There is a plugin for this: https://github.com/medienbaecker/kirby-autoresize
@Oliver Sure, but the point is it would be nice if you didnt need the plugin and you could resize via blueprint.
@Hello: I agree with you that’s why I also upvoted your suggestion :-)
maybe also resize them directly in the browser before uploading them :)
As we’re already messing with the original image data, then it would be nice if we could also change the FILE FORMAT - e.g., resize and save as WebP (or AVIF), instead of the original.
@Roman Steiner While I get the benefits of already downscaling in the browser, adding an implementation that does this and supports multiple image formats seems like a bigger task (and maintaining that alongside oru backend file processing). So it would be probably more feasible to rely on server-side processing.
@Roman Steiner I would assume the most common use case of the images is to displayed somewhere. Which would define the maximum dimensions needed. I’d say an option that scales down 5000x5000px to e.g. 2500x2500 but leaves 400x5000px as is (instead scaling to 200x2500px) would be highly confusing for most people. What’s the use case where scaling down to 2500x2500 is ok, but 200x2500px woul dbe problematic?
Also we are talking about backend rescaling on upload now, so Kirby’s thumb engine will need the RAM anyway. When rescaling in the frontend it might indeed make more sense to reduce the strain on the server by limiting the maximum total file size.

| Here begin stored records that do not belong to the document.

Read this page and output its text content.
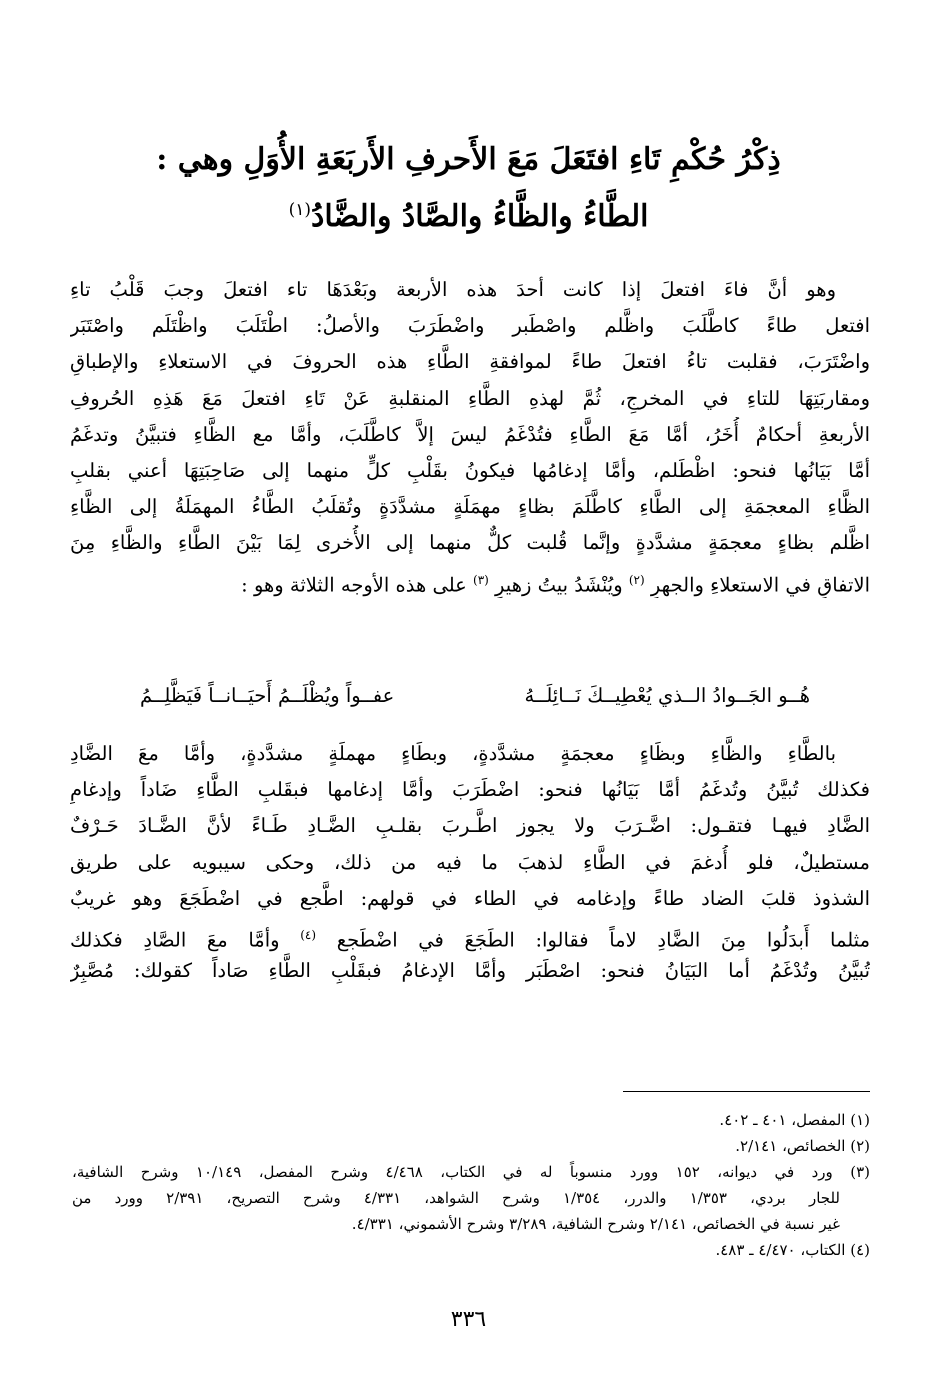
ذِكْرُ حُكْمِ تَاءِ افتَعَلَ مَعَ الأَحرفِ الأَربَعَةِ الأُوَلِ وهي :
الطَّاءُ والظَّاءُ والصَّادُ والضَّادُ$^{(١)}$
وهو أنَّ فاءَ افتعلَ إذا كانت أحدَ هذه الأربعة وبَعْدَهَا تاء افتعلَ وجبَ قَلْبُ تاءِ
افتعل طاءً كاطَّلَبَ واظَّلم واصْطَبر واضْطَرَبَ والأصلُ: اطْتَلَبَ واظْتَلَم واصْتَبَر
واضْتَرَبَ، فقلبت تاءُ افتعلَ طاءً لموافقةِ الطَّاءِ هذه الحروفَ في الاستعلاءِ والإطباقِ
ومقاربَتِهَا للتاءِ في المخرجِ، ثُمَّ لهذهِ الطَّاءِ المنقلبةِ عَنْ تَاءِ افتعلَ مَعَ هَذِهِ الحُروفِ
الأربعةِ أحكامٌ أُخَرُ، أمَّا مَعَ الطَّاءِ فتُدْغَمُ ليسَ إلاَّ كاطَّلَبَ، وأمَّا مع الظَّاءِ فتبيَّنُ وتدغَمُ
أمَّا بَيَانُها فنحو: اظْطَلم، وأمَّا إدغامُها فيكونُ بقَلْبِ كلٍّ منهما إلى صَاحِبَتِهَا أعني بقلبِ
الظَّاءِ المعجمَةِ إلى الطَّاءِ كاطَّلَمَ بظاءٍ مهمَلَةٍ مشدَّدَةٍ وتُقلَبُ الطَّاءُ المهمَلَةُ إلى الظَّاءِ
اظَّلم بظاءٍ معجمَةٍ مشدَّدةٍ وإنَّما قُلبت كلٌّ منهما إلى الأُخرى لِمَا بَيْنَ الطَّاءِ والظَّاءِ مِنَ
الاتفاقِ في الاستعلاءِ والجهرِ $^{(٢)}$ ويُنْشَدُ بيتُ زهيرٍ $^{(٣)}$ على هذه الأوجه الثلاثة وهو :
هُــو الجَــوادُ الــذي يُعْطِيــكَ نَــائِلَــهُ
عفــواً ويُظْلَــمُ أَحيَــانــاً فَيَظَّلِــمُ
بالطَّاءِ والظَّاءِ وبظَاءٍ معجمَةٍ مشدَّدةٍ، وبطَاءٍ مهملَةٍ مشدَّدةٍ، وأمَّا معَ الضَّادِ
فكذلك تُبيَّنُ وتُدغَمُ أمَّا بَيَانُها فنحو: اضْطَرَبَ وأمَّا إدغامها فبقَلبِ الطَّاءِ ضَاداً وإدغامِ
الضَّادِ فيهـا فتقـول: اضَّـرَبَ ولا يجوز اطَّـربَ بقلـبِ الضَّـادِ طَـاءً لأنَّ الضَّـادَ حَـرْفٌ
مستطيلٌ، فلو أُدغمَ في الطَّاءِ لذهبَ ما فيه من ذلك، وحكى سيبويه على طريق
الشذوذ قلبَ الضاد طاءً وإدغامه في الطاء في قولهم: اطَّجع في اضْطَجَعَ وهو غريبٌ
مثلما أَبدَلُوا مِنَ الضَّادِ لاماً فقالوا: الطَجَعَ في اضْطَجع $^{(٤)}$ وأمَّا معَ الصَّادِ فكذلك
تُبيَّنُ وتُدْغَمُ أما البَيَانُ فنحو: اصْطَبَر وأمَّا الإدغامُ فبقَلْبِ الطَّاءِ صَاداً كقولك: مُصَّبِرٌ
(١) المفصل، ٤٠١ ـ ٤٠٢.
(٢) الخصائص، ٢/١٤١.
(٣) ورد في ديوانه، ١٥٢ وورد منسوباً له في الكتاب، ٤/٤٦٨ وشرح المفصل، ١٠/١٤٩ وشرح الشافية،
للجار بردي، ١/٣٥٣ والدرر، ١/٣٥٤ وشرح الشواهد، ٤/٣٣١ وشرح التصريح، ٢/٣٩١ وورد من
غير نسبة في الخصائص، ٢/١٤١ وشرح الشافية، ٣/٢٨٩ وشرح الأشموني، ٤/٣٣١.
(٤) الكتاب، ٤/٤٧٠ ـ ٤٨٣.
٣٣٦
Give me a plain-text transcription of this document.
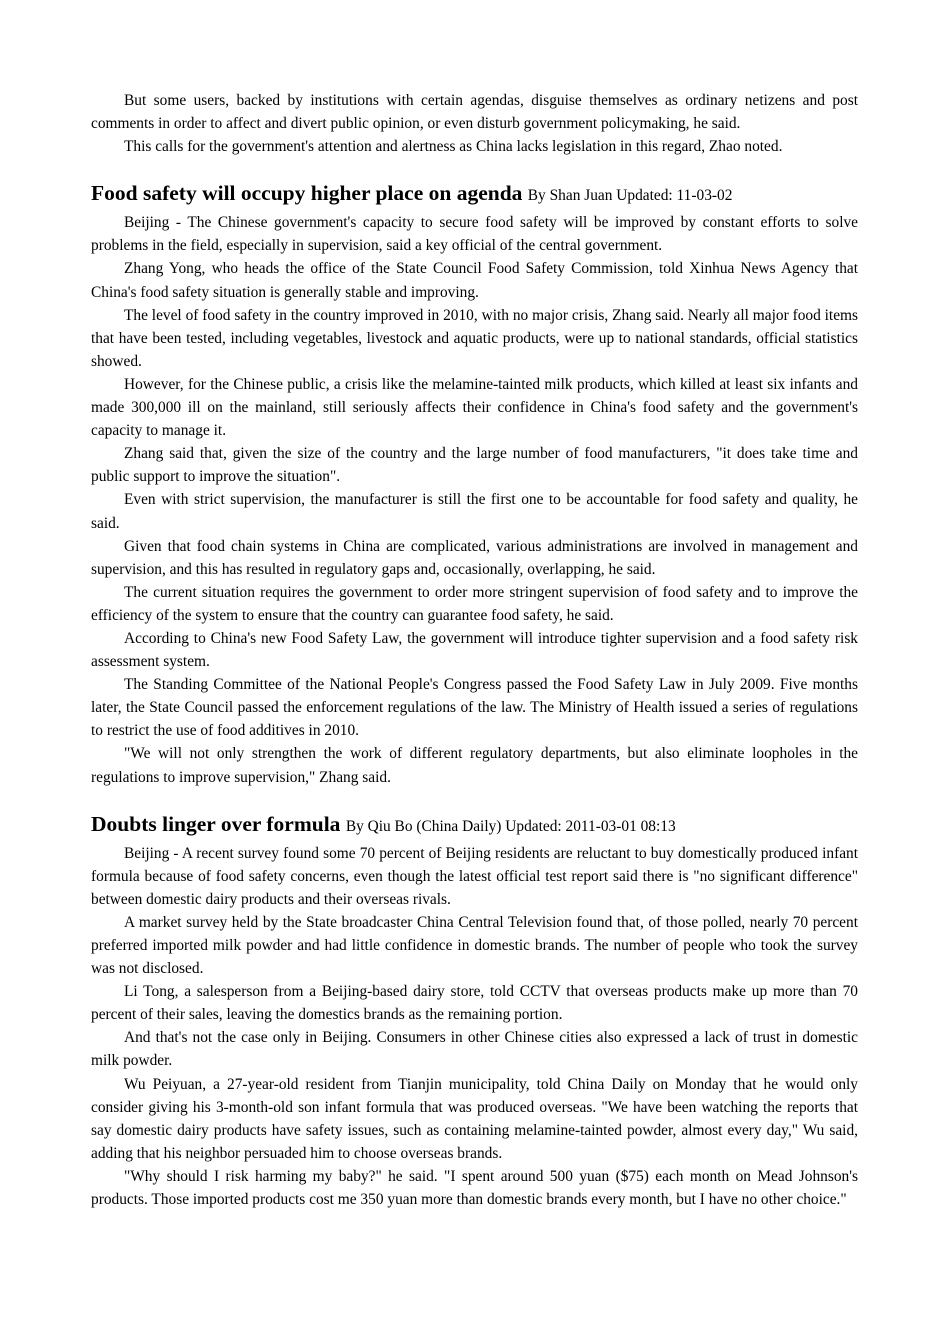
But some users, backed by institutions with certain agendas, disguise themselves as ordinary netizens and post comments in order to affect and divert public opinion, or even disturb government policymaking, he said.

This calls for the government's attention and alertness as China lacks legislation in this regard, Zhao noted.

Food safety will occupy higher place on agenda By Shan Juan Updated: 11-03-02

Beijing - The Chinese government's capacity to secure food safety will be improved by constant efforts to solve problems in the field, especially in supervision, said a key official of the central government.

Zhang Yong, who heads the office of the State Council Food Safety Commission, told Xinhua News Agency that China's food safety situation is generally stable and improving.

The level of food safety in the country improved in 2010, with no major crisis, Zhang said. Nearly all major food items that have been tested, including vegetables, livestock and aquatic products, were up to national standards, official statistics showed.

However, for the Chinese public, a crisis like the melamine-tainted milk products, which killed at least six infants and made 300,000 ill on the mainland, still seriously affects their confidence in China's food safety and the government's capacity to manage it.

Zhang said that, given the size of the country and the large number of food manufacturers, "it does take time and public support to improve the situation".

Even with strict supervision, the manufacturer is still the first one to be accountable for food safety and quality, he said.

Given that food chain systems in China are complicated, various administrations are involved in management and supervision, and this has resulted in regulatory gaps and, occasionally, overlapping, he said.

The current situation requires the government to order more stringent supervision of food safety and to improve the efficiency of the system to ensure that the country can guarantee food safety, he said.

According to China's new Food Safety Law, the government will introduce tighter supervision and a food safety risk assessment system.

The Standing Committee of the National People's Congress passed the Food Safety Law in July 2009. Five months later, the State Council passed the enforcement regulations of the law. The Ministry of Health issued a series of regulations to restrict the use of food additives in 2010.

"We will not only strengthen the work of different regulatory departments, but also eliminate loopholes in the regulations to improve supervision," Zhang said.

Doubts linger over formula By Qiu Bo (China Daily) Updated: 2011-03-01 08:13

Beijing - A recent survey found some 70 percent of Beijing residents are reluctant to buy domestically produced infant formula because of food safety concerns, even though the latest official test report said there is "no significant difference" between domestic dairy products and their overseas rivals.

A market survey held by the State broadcaster China Central Television found that, of those polled, nearly 70 percent preferred imported milk powder and had little confidence in domestic brands. The number of people who took the survey was not disclosed.

Li Tong, a salesperson from a Beijing-based dairy store, told CCTV that overseas products make up more than 70 percent of their sales, leaving the domestics brands as the remaining portion.

And that's not the case only in Beijing. Consumers in other Chinese cities also expressed a lack of trust in domestic milk powder.

Wu Peiyuan, a 27-year-old resident from Tianjin municipality, told China Daily on Monday that he would only consider giving his 3-month-old son infant formula that was produced overseas. "We have been watching the reports that say domestic dairy products have safety issues, such as containing melamine-tainted powder, almost every day," Wu said, adding that his neighbor persuaded him to choose overseas brands.

"Why should I risk harming my baby?" he said. "I spent around 500 yuan ($75) each month on Mead Johnson's products. Those imported products cost me 350 yuan more than domestic brands every month, but I have no other choice."
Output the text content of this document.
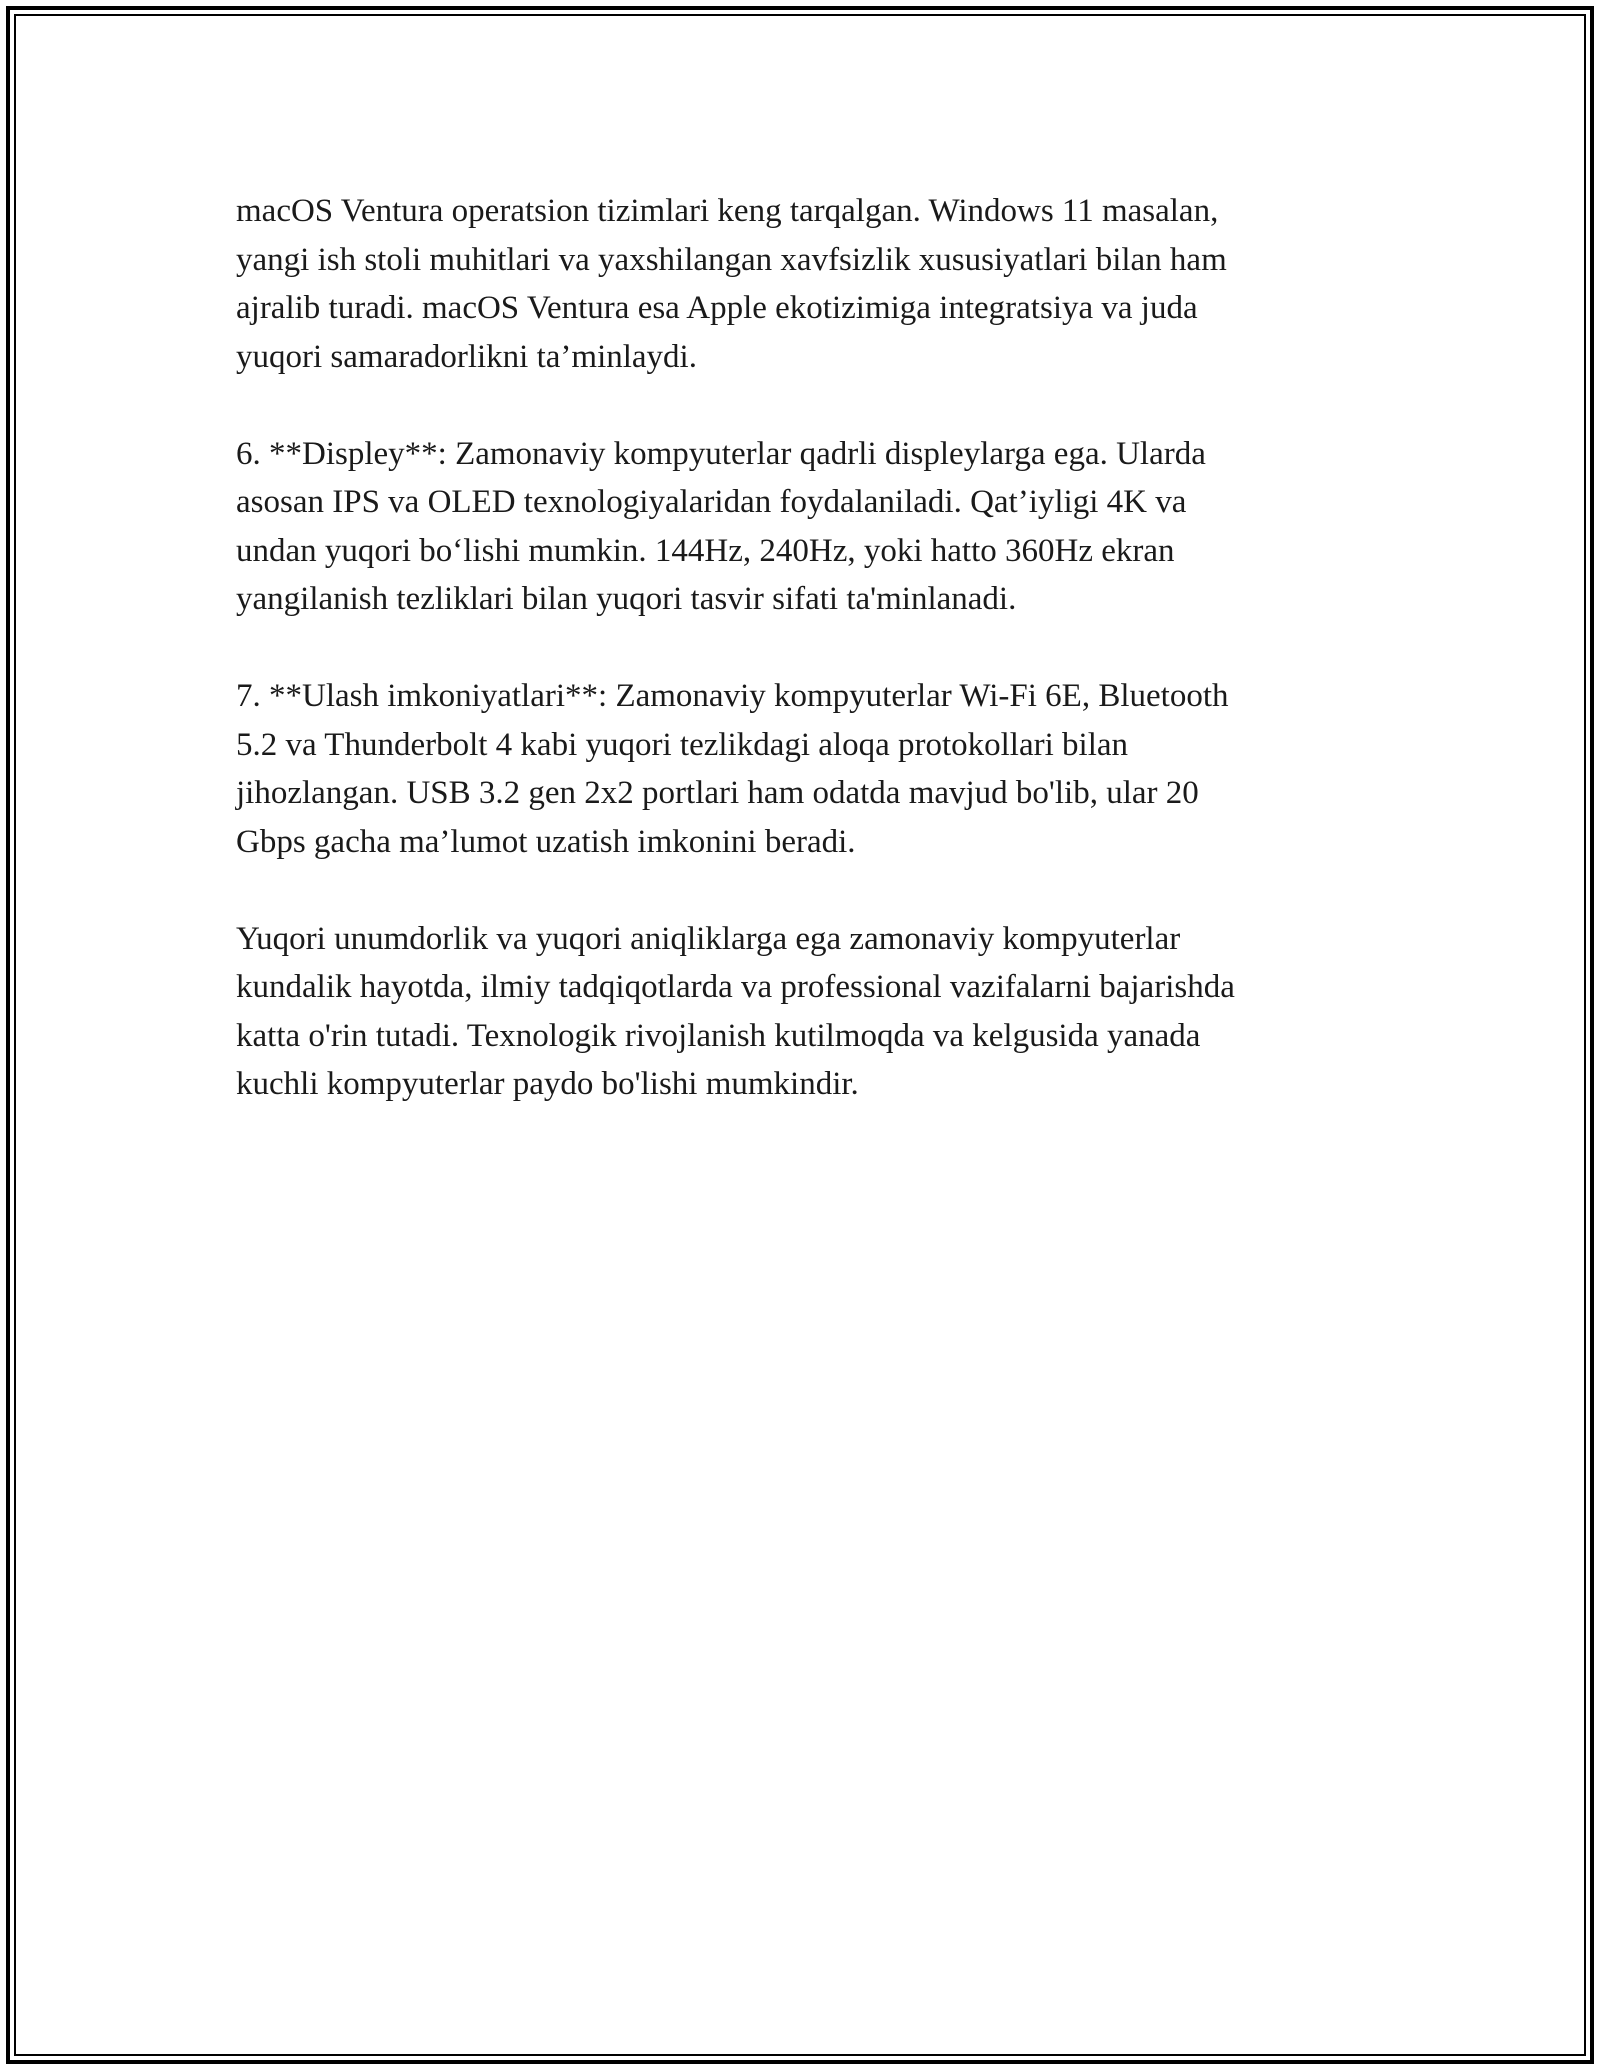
macOS Ventura operatsion tizimlari keng tarqalgan. Windows 11 masalan,
yangi ish stoli muhitlari va yaxshilangan xavfsizlik xususiyatlari bilan ham
ajralib turadi. macOS Ventura esa Apple ekotizimiga integratsiya va juda
yuqori samaradorlikni ta’minlaydi.

6. **Displey**: Zamonaviy kompyuterlar qadrli displeylarga ega. Ularda
asosan IPS va OLED texnologiyalaridan foydalaniladi. Qat’iyligi 4K va
undan yuqori bo‘lishi mumkin. 144Hz, 240Hz, yoki hatto 360Hz ekran
yangilanish tezliklari bilan yuqori tasvir sifati ta'minlanadi.

7. **Ulash imkoniyatlari**: Zamonaviy kompyuterlar Wi-Fi 6E, Bluetooth
5.2 va Thunderbolt 4 kabi yuqori tezlikdagi aloqa protokollari bilan
jihozlangan. USB 3.2 gen 2x2 portlari ham odatda mavjud bo'lib, ular 20
Gbps gacha ma’lumot uzatish imkonini beradi.

Yuqori unumdorlik va yuqori aniqliklarga ega zamonaviy kompyuterlar
kundalik hayotda, ilmiy tadqiqotlarda va professional vazifalarni bajarishda
katta o'rin tutadi. Texnologik rivojlanish kutilmoqda va kelgusida yanada
kuchli kompyuterlar paydo bo'lishi mumkindir.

Does the thumb engine wait for them to processed one by one with a batch upload or try to do as many as it can in parrallel? Can only see ram being a bigger issue if trying to do them in parrallel. I guess if you add in WebP conversion at the same time, this get intensive quite quickly.
I guess performance can be tuned if its in the core though. I know from testing my WebP plugin with the downsize hook also active - i uploaded about 10 images at once ranging from 2mb to 14mb file size each and the conversion / downsize didnt take a horrible amount of time with the PHP ram set to 512mb. Perhaps 10 - 15 seconds.
I used this in my plugin if its helpful https://github.com/rosell-dk/webp-convert
Yeah, that could indeed become an issue. It’s difficult to do queing in PHP without a central database or daemon, so I think the only option would be that each thread that receives an uploaded image rescales it instantly (= in parallel).
@Nico, any very tall or wide image that contains text.
Typical example could be web comics; typically intended to be viewed on a smartphone: width is limited to that of the screen (something like 400 ~ 500 px), height is given by the content and has no limit.
Resizing 5000x5000 to 2500x2500 is ok, because the image is seen anyway at about 400x400.
Resizing 400x5000 to 200x2500 would mean the image is then seen at half of the intended resolution, pixelating it or, worse, making the text unreadable.
But hey, it was just something to consider… or not.